Our real focus stems from the belief that regardless of how many delegations the [Pakistani] government sends out to induce investment, how many road shows we go on, and how many dinners we host, at the end of the day it's foreign investment that attracts foreign investment.

If your present investors are happy and growing, they're the government's best ambassadors for attracting new investment, because any investor worth his salt would like to know what kind of treatment he'll get.

Q: Does the Pakistan government share this perspective?

A:

The people at the top do -- the Cabinet members and others. But the people at the lower echelons of the government don't, and they're the ones who have to get their facts right.

If a government functionary goes abroad and promotes Pakistan, that's fine, and I'm not saying they shouldn't. But if we [at the ABC] do it, it carries much more weight because I'm not paid to do it, and the functionary is. The government must use these [unofficial business ambassadors] more than they have.

Q: How confident are current ABC members?

A:

The Musharraf government brought confidence because we saw a continuity of policies and stability. Now I'm not saying either of those milestones have been achieved yet, but confidence has been instilled. [If a bomb] goes off in a church, and Christians [are being killed] in Karachi, that totally negates [what we're all working for].

Q: How well are ABC companies doing in Pakistan?

A:

This economy offers tremendous opportunities. A population of 140 million is a huge market, and this economy has tremendous resilience, despite everything. Most CEOs [of ABC member companies] reported their best growth year in 2002. And of course if the market was bad, they would have left.

Q: What's the message they're sending out?

A:

The message is that whatever the issues are, this market has quality. There's demand, and there's opportunity for growth. But the message is also...let's see which way things settle.

Q: Is the message being bought by companies back in the U.S.?

A:

Investors are waiting and watching to see what's going to happen with political stability and law and order.

Q: What do companies need to see happen before they come in?

A:

The economic indicators are strong and nicely perceived. Those companies need the guarantee and assurance that their investment is valued, that they can participate in growth, that they won't face bureaucratic hassles.

[Also, they need to know] there will be safety and security, and that the infrastructure expected from a developing country will be provided.
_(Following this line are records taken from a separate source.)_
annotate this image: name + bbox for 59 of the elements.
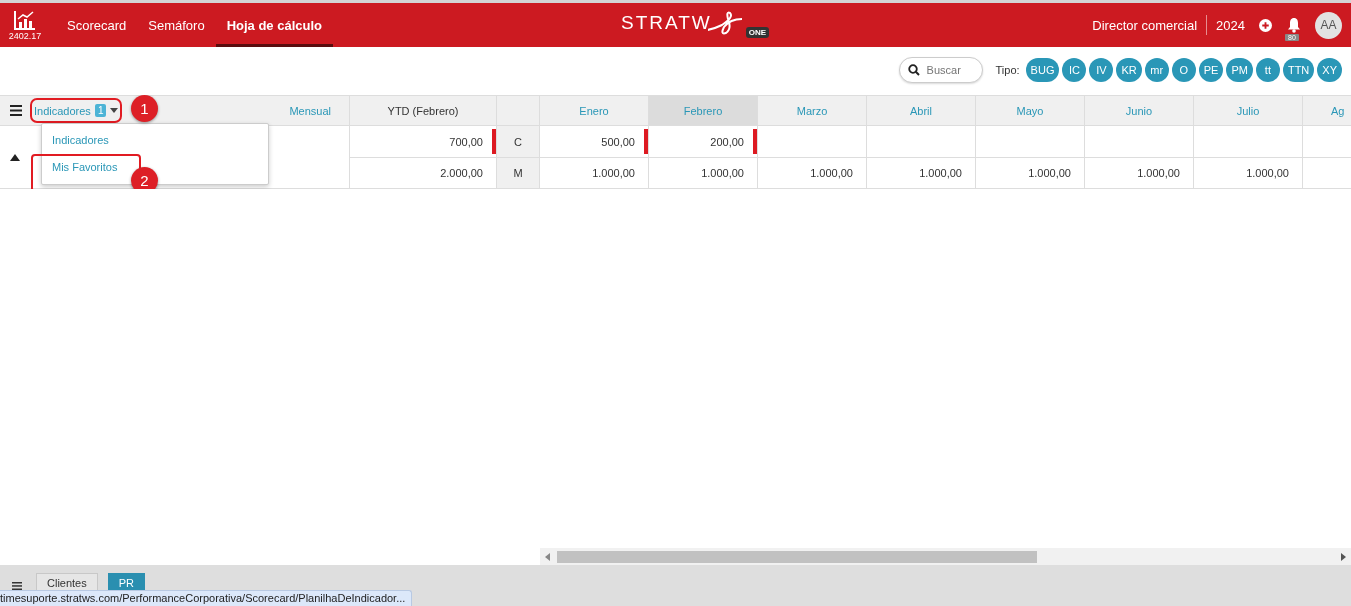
- search-field[interactable]: Buscar: [898, 56, 983, 83]
- table-cell: 1.000,00: [540, 158, 649, 189]
- column-header: [497, 95, 540, 126]
- menu-icon[interactable]: [12, 582, 22, 590]
- indicator-selector[interactable]: Indicadores 1: [34, 102, 119, 119]
- status-url-tooltip: timesuporte.stratws.com/PerformanceCorporativa/Scorecard/PlanilhaDeIndicador...: [0, 590, 413, 606]
- table-cell: 1.000,00: [867, 158, 976, 189]
- chart-logo-icon: [14, 9, 36, 30]
- type-filter-chip[interactable]: KR: [1116, 57, 1142, 82]
- nav-tab[interactable]: Scorecard: [56, 3, 138, 47]
- type-filter-chip[interactable]: PM: [1226, 57, 1253, 82]
- nav-tab[interactable]: Hoja de cálculo: [215, 3, 333, 47]
- type-filter-chip[interactable]: O: [1171, 57, 1196, 82]
- month-header[interactable]: Julio: [1194, 95, 1303, 126]
- month-header[interactable]: Junio: [1085, 95, 1194, 126]
- logo-badge: ONE: [745, 27, 770, 38]
- caret-icon: [110, 108, 119, 113]
- month-header[interactable]: Febrero: [649, 95, 758, 126]
- month-header[interactable]: Ag: [1303, 95, 1351, 126]
- month-header[interactable]: Abril: [867, 95, 976, 126]
- month-header[interactable]: Mayo: [976, 95, 1085, 126]
- table-cell: 1.000,00: [1085, 158, 1194, 189]
- avatar[interactable]: AA: [1315, 11, 1342, 39]
- column-header: YTD (Febrero): [350, 95, 497, 126]
- menu-icon[interactable]: [10, 105, 22, 116]
- table-cell: 700,00: [350, 126, 497, 158]
- menu-item[interactable]: Indicadores: [42, 127, 268, 154]
- table-cell: 1.000,00: [976, 158, 1085, 189]
- table-cell: 1.000,00: [649, 158, 758, 189]
- type-filter-chip[interactable]: mr: [1144, 57, 1169, 82]
- table-cell: 200,00: [649, 126, 758, 158]
- type-filter-chip[interactable]: BUG: [1025, 57, 1060, 82]
- year-label[interactable]: 2024: [1216, 17, 1245, 33]
- type-filter-chip[interactable]: PE: [1198, 57, 1224, 82]
- type-filter-chip[interactable]: IV: [1089, 57, 1114, 82]
- collapse-triangle-icon[interactable]: [10, 153, 20, 161]
- add-icon[interactable]: [1259, 18, 1272, 32]
- period-link[interactable]: Mensual: [289, 104, 331, 117]
- table-cell: C: [497, 126, 540, 158]
- month-header[interactable]: Marzo: [758, 95, 867, 126]
- type-filter-chip[interactable]: tt: [1255, 57, 1280, 82]
- version-label: 2402.17: [8, 30, 42, 41]
- horizontal-scrollbar[interactable]: [540, 548, 1351, 565]
- table-cell: 500,00: [540, 126, 649, 158]
- logo-text: STRATW: [621, 12, 712, 34]
- scroll-right-icon[interactable]: [1341, 552, 1346, 561]
- nav-tab[interactable]: Semáforo: [137, 3, 216, 47]
- table-cell: M: [497, 158, 540, 189]
- type-label: Tipo:: [995, 63, 1020, 76]
- type-filter-chip[interactable]: XY: [1317, 57, 1342, 82]
- type-filter-chip[interactable]: TTN: [1282, 57, 1315, 82]
- search-icon: [907, 63, 920, 76]
- bell-icon[interactable]: [1287, 17, 1301, 33]
- role-label[interactable]: Director comercial: [1092, 17, 1198, 33]
- month-header[interactable]: Enero: [540, 95, 649, 126]
- table-cell: 1.000,00: [1194, 158, 1303, 189]
- scroll-left-icon[interactable]: [545, 552, 550, 561]
- table-cell: 1.000,00: [758, 158, 867, 189]
- type-filter-chip[interactable]: IC: [1062, 57, 1087, 82]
This isn't asking for the ideal –- it's just expecting what's normal.

Q: If these conditions are provided, what's the potential size of the investment that could come in from the U.S.?

A:

It's hard to predict but it could be doubled within the shortest possible time.

Q: There has been a global campaign on the Internet by antiwar activists to boycott American brands. And here in Pakistan, the religious parties have repeatedly called for Pakistanis to boycott American companies and their products as a protest against the war in Iraq. Has that affected the business of ABC companies?

A:

I hope good sense prevails and I hope this doesn't persist and take an ugly turn. People need to realize that if they don't buy American products here, profits will fall, and the companies will be forced to lay off employees. Those employees are Pakistani. So those companies aren't hurt -- you're hurt by this.

And it's the wrong signal for encouraging investment. I imagine this campaign could be quite effective in the Middle East.... Here there's a possibility that consumer-goods companies could be affected slightly, but there has been no major dent.